Summer is almost over for primary learners, as such elementary and secondary. However, semestral vacation is only about to begin for college students.
Mid April my family went to Siquijor, and it’s our first time to be able to visit that Island. We used to spend summer together on a long road drive to different islands in the country. This year, only with our daughter as my son’s classes are still on going, so we tagged along a very close family friend, Godfather of our son, to make the activities more fun.
“ Siquijor is overrated! “ as my daughter of fourteen years old described. She has been in and out of the country multiple times, and being able to live just four to five hours away from Boracay Island, she was not impressed nor fascinated at all about Siquijor, especially that it was very challenging to get a spot on a ship to cross our Toyota hi-ace van, via RORO, that we had to stay overnight in Dumagute. Good thing for us, we had the chance to see the thermal mountain, refresh at Pulang Bato Resort which has three magnificent falls and enjoyed a fine dine at Sans Rival Bistro, maker of the famous pastry Silvanas.
Reaching the mystical island, I was taken aback why there are too many foreign tourists in Siquijor, as much as or more than Boracay actually has, and that they look very comfortable and at peace in the Island, riding on scooters, sand bathing even in the middle of foot-walks, or that why Anne Curtis frequents it according to locals.
More than the majestic falls, which naturally spring wherever you set your foot on, or the white beaches, and the lively nights, the locals are nowhere comparable for me. The people of siquijor are like gems more valuable than the Island itself, they reminded me of how helpful Japanese are. They possess smiling welcoming faces and extending arms, like every tourist is a huge blessing! Siquijor beaches aren’t as developed as Boracay or Bohol and I haven’t seen even a single five star hotel, as the normal types of accommodation are apartments, dorms, small resorts, or even residential converted into hostels, but the human service— extraordinary! I remember returning to our accommodation past midnight and the rain was pouring, but the caretaker had to stay awake just to open the gate to let our van in.
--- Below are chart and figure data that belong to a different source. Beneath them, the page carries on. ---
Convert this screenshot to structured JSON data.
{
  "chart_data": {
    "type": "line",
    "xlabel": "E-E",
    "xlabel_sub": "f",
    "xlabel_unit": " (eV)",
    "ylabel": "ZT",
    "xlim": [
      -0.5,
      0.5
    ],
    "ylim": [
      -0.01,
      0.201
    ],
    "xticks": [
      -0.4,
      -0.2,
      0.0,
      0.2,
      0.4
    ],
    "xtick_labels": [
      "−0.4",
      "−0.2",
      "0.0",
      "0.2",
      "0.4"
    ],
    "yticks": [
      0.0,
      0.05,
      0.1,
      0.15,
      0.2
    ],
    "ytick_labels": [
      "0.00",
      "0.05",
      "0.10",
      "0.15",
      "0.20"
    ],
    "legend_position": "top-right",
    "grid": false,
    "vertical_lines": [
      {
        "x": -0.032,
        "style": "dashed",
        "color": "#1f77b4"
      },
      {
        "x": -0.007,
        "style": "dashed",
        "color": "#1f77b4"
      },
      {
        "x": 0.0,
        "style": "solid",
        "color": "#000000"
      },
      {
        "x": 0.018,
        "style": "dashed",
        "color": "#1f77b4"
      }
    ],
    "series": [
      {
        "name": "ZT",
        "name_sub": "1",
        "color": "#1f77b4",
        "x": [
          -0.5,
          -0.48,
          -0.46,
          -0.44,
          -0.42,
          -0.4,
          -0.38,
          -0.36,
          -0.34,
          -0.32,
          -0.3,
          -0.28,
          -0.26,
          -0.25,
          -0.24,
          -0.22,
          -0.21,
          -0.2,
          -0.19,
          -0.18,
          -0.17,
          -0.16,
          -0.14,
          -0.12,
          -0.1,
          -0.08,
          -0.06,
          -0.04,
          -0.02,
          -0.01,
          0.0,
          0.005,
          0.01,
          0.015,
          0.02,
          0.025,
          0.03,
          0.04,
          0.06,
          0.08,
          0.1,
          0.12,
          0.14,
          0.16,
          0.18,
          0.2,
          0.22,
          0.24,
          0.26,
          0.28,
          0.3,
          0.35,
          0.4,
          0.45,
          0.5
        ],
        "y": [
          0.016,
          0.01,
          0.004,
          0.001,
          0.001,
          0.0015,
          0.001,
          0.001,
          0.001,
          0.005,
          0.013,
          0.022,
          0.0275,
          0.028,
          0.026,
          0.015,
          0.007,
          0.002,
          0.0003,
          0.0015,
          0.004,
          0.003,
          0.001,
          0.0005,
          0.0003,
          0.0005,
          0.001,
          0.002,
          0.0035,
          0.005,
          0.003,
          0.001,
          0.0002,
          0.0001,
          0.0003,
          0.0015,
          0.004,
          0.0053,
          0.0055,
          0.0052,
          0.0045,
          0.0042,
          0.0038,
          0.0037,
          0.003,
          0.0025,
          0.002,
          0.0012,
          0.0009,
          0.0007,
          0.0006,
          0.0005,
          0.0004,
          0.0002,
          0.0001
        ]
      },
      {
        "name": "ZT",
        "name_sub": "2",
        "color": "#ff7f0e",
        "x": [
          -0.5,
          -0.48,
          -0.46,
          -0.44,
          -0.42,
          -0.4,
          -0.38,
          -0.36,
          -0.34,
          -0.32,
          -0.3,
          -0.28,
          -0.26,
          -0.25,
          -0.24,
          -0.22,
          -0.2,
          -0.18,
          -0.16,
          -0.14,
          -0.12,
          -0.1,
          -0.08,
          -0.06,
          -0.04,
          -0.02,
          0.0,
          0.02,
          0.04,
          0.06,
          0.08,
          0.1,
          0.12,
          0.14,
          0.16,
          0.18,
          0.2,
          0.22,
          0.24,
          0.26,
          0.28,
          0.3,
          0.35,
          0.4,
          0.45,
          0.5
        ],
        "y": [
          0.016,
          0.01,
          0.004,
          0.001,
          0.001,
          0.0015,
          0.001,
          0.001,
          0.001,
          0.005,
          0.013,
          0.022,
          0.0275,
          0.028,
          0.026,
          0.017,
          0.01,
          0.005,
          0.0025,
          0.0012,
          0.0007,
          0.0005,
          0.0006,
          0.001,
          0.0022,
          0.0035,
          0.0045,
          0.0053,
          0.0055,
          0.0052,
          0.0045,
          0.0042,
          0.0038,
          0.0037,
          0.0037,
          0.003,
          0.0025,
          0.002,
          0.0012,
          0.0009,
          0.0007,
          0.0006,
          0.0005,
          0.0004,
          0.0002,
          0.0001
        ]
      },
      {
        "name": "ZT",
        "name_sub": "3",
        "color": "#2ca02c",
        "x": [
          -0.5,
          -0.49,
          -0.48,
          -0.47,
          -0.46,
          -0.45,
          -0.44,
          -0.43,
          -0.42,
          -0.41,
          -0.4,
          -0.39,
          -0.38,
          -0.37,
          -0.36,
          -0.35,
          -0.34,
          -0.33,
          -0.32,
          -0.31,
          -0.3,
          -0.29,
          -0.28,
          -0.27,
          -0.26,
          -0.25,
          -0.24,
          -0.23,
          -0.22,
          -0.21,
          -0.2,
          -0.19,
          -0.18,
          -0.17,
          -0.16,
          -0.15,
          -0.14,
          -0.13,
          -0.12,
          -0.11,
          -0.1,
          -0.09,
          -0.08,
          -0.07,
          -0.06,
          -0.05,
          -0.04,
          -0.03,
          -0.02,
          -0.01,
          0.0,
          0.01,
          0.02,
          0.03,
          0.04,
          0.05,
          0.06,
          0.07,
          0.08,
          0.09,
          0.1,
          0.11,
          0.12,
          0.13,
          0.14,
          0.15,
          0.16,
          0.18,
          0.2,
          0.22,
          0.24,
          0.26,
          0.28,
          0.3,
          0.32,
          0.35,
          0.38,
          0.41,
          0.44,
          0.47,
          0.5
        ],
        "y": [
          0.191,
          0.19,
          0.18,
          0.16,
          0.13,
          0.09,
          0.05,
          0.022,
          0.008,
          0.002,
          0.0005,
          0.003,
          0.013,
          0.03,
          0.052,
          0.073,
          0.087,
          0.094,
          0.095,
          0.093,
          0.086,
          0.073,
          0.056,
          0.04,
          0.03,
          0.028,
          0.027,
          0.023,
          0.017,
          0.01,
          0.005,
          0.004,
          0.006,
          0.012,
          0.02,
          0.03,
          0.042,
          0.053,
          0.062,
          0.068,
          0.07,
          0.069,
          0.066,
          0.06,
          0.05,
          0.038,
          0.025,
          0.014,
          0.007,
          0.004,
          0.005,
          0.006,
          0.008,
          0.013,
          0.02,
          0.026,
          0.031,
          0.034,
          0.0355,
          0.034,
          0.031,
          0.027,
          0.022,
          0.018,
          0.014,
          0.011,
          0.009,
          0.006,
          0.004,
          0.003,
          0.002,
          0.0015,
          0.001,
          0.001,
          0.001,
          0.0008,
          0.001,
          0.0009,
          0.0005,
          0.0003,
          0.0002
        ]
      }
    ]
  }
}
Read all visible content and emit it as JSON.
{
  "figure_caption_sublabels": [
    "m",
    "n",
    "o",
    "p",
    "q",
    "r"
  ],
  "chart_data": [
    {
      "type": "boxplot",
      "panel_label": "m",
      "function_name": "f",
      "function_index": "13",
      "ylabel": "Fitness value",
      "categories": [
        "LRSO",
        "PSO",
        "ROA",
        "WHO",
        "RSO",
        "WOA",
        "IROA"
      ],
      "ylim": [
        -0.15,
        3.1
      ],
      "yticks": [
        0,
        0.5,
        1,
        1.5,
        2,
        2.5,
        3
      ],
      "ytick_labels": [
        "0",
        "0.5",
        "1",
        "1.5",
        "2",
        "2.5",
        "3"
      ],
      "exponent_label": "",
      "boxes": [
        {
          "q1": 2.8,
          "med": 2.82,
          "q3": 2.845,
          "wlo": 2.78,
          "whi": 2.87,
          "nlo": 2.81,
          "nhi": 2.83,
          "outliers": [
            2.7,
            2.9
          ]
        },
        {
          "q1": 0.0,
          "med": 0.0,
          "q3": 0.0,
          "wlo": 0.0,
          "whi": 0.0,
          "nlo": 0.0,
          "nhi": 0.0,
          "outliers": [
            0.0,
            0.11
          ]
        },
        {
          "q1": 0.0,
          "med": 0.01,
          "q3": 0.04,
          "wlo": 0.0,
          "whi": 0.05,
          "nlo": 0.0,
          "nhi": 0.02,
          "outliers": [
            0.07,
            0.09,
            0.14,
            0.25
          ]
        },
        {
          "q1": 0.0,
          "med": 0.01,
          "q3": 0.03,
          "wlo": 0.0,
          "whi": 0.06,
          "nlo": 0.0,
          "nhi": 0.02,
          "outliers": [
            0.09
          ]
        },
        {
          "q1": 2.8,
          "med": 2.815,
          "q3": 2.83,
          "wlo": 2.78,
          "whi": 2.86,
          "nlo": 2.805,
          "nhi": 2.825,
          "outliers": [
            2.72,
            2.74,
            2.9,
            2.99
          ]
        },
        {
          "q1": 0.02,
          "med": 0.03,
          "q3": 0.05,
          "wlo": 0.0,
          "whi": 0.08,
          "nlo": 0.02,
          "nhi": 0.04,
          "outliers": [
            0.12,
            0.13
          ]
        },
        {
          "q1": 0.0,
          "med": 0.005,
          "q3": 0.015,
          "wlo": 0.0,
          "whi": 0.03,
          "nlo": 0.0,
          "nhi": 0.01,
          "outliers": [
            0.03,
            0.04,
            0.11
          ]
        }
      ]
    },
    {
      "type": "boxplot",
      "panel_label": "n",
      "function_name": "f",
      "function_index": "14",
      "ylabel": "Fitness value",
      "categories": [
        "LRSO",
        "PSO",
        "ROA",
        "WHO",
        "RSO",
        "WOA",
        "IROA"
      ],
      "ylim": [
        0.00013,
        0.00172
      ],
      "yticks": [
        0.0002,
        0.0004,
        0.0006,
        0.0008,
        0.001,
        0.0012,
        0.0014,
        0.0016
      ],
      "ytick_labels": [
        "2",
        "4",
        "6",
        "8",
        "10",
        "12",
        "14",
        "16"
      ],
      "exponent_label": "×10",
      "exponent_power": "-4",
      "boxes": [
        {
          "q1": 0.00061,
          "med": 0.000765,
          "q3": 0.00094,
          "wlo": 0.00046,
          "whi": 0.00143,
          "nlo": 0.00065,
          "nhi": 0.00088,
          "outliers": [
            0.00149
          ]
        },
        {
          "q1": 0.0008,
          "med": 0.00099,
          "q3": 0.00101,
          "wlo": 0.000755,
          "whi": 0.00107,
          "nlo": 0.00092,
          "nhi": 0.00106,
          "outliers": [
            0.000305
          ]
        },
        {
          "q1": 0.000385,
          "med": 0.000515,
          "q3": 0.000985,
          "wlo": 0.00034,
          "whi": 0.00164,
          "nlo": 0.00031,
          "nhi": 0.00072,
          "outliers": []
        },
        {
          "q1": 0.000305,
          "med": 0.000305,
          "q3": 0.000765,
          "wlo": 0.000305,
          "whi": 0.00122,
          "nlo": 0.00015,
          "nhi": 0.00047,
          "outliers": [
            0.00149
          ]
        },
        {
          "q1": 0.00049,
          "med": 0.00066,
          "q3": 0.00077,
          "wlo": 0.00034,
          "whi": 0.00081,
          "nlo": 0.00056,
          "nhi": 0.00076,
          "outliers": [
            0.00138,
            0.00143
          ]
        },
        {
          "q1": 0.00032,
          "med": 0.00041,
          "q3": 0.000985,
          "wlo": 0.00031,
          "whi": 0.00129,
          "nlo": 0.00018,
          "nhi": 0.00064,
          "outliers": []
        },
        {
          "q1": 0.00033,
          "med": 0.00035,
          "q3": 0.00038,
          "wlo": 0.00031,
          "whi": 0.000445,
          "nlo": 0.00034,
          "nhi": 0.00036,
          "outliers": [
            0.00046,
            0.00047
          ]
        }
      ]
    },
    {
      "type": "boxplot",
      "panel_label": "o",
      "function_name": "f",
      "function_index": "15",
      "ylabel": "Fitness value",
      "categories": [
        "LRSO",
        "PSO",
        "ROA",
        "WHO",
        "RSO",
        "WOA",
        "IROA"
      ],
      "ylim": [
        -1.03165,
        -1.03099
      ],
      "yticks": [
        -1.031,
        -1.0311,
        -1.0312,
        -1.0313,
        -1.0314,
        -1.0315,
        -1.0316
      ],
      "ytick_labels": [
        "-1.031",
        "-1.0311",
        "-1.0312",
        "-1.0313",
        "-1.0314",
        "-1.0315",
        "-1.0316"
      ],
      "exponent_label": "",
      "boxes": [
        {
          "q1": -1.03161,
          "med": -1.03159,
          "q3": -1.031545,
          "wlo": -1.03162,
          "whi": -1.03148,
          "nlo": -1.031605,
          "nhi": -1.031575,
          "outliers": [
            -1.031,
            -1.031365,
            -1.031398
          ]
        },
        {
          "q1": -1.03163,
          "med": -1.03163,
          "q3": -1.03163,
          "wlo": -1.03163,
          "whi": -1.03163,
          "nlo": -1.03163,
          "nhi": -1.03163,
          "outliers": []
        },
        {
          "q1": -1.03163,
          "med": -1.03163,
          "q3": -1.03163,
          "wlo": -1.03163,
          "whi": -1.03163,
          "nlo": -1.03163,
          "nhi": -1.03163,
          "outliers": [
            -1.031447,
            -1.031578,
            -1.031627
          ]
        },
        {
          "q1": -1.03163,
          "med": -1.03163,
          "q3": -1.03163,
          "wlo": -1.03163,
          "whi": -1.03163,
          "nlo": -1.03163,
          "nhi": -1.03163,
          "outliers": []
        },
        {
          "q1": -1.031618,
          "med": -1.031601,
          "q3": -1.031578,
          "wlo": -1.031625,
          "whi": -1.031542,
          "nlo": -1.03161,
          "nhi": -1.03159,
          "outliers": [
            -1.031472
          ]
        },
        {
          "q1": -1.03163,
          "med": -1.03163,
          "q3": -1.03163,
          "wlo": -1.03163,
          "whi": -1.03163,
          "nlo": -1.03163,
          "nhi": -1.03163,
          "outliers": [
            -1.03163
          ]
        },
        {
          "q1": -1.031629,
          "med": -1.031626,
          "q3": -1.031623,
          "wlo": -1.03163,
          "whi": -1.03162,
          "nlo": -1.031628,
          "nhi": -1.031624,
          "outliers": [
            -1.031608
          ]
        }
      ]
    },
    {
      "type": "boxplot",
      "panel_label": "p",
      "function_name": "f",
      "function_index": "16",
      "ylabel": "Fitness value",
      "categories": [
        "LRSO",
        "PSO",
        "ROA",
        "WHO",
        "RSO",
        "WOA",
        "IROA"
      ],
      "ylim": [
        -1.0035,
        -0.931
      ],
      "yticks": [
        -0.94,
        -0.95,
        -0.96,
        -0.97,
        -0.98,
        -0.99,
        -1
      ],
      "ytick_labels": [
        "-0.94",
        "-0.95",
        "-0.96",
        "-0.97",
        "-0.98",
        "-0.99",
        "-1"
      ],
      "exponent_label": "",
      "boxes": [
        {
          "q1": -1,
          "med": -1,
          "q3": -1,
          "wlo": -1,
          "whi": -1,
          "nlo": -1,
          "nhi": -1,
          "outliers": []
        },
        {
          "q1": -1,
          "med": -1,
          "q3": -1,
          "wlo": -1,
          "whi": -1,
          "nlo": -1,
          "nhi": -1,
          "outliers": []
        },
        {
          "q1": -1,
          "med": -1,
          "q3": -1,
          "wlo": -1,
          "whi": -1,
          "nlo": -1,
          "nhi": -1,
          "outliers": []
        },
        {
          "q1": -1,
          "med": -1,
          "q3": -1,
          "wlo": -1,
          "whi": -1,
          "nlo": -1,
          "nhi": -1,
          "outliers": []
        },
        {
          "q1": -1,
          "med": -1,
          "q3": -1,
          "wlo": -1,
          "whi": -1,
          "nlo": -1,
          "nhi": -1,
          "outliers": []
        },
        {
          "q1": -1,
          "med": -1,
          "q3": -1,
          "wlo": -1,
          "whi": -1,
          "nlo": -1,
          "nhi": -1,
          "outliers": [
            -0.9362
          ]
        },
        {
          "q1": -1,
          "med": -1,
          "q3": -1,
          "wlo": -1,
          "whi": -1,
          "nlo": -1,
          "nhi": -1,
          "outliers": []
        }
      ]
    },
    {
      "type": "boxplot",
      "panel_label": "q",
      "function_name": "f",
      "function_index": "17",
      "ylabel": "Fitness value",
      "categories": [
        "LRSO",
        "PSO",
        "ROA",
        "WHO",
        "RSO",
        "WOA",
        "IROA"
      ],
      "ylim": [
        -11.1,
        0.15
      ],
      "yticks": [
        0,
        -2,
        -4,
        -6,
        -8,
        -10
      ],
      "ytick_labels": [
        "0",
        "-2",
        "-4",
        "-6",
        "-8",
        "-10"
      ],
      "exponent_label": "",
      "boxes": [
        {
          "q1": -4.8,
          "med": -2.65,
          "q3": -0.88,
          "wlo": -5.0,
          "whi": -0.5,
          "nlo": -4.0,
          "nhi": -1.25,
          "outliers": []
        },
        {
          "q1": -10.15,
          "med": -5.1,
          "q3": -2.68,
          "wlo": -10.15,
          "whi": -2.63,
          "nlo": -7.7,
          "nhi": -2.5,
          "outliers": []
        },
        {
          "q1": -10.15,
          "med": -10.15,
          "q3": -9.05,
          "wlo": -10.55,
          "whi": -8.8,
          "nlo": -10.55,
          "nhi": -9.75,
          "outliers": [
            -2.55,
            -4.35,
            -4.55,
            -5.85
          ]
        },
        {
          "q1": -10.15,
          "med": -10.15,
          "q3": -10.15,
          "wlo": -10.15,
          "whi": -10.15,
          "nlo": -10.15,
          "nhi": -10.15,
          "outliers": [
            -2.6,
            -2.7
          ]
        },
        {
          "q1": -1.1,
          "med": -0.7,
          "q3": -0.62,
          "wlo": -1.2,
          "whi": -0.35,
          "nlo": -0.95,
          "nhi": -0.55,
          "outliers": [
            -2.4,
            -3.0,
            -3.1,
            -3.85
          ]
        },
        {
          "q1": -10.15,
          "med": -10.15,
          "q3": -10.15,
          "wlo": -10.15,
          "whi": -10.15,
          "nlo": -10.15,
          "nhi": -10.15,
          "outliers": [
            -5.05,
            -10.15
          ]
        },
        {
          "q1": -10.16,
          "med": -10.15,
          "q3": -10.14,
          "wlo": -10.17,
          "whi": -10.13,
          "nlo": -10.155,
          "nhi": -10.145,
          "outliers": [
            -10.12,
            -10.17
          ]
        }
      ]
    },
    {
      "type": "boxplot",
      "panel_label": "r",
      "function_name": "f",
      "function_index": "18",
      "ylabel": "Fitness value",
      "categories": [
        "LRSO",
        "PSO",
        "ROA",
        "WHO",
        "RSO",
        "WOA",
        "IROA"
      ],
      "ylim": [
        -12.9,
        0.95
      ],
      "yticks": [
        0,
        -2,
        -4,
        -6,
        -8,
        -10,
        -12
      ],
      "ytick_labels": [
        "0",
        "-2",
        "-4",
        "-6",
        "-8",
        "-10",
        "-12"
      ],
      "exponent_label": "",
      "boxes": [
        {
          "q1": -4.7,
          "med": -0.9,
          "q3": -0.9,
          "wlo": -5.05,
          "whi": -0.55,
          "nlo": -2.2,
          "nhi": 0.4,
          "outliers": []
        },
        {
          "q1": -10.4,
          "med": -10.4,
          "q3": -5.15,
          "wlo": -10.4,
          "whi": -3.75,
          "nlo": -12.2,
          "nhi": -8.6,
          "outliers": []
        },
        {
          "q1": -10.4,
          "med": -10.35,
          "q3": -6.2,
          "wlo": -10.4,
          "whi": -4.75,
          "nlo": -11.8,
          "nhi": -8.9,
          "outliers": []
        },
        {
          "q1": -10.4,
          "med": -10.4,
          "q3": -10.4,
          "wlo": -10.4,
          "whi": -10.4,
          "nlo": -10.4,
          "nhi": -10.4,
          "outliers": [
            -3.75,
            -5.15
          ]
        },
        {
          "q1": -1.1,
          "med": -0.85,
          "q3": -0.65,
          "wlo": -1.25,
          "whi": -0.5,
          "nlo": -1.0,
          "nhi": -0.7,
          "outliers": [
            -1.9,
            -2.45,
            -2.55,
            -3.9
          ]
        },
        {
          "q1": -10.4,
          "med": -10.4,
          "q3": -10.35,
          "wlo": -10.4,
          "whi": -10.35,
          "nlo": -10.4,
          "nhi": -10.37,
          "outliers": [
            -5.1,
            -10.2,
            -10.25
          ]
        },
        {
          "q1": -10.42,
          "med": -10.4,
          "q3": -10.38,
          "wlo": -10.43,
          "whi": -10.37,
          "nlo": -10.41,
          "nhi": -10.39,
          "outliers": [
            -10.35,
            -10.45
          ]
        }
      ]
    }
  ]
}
It might be a part of the service— but not all are like that, they would usually just leave the gates open, watch you do the thing and que sera sera. Coming from a day tour in Cambugahay Falls, and Salagdoong Resort, near the 200 hectares man-made forest, we tried our luck seeing another falls almost 6PM and though it was getting dark, the folks were too kind to welcome and guide us in trekking for about fifteen minutes saying, “Okay pa yan, basta’s makikita pa ang daan.” Business hours until 5PM only.
The beauty of siquijor is not something bare eyes could appreciate, but it is heart-melting for tourists like me who believe that the epitome of tourism isn’t merely the landscapes but is genuinely felt in the warmth of the people. Did you know that I was a bit worried I would be encountering wicked witches or sorcerers, but it’s the total opposite. The natives seem not really comprehend how famous they are, not just in the Philippines, but in many countries.
I believe, that tourism is something huge in that Island, the Philippine government through the Department of Tourism, the Public Works and Highways, Department of Energy, should exert more effort to boost the folk’s business either through livelihood financial extension, improving the road to poblacion, and oh, most basically, the power, since it is put under state of emergency due to lack of energy supply. Either way, the local government has to exert better initiatives to aid islanders who rely on the tourists as primary source of living.
As for me, we had the best of whatever the people are coined by— and I understood now why the Island is mystical— because you will be tamed to revisit, not just to fairy-walk.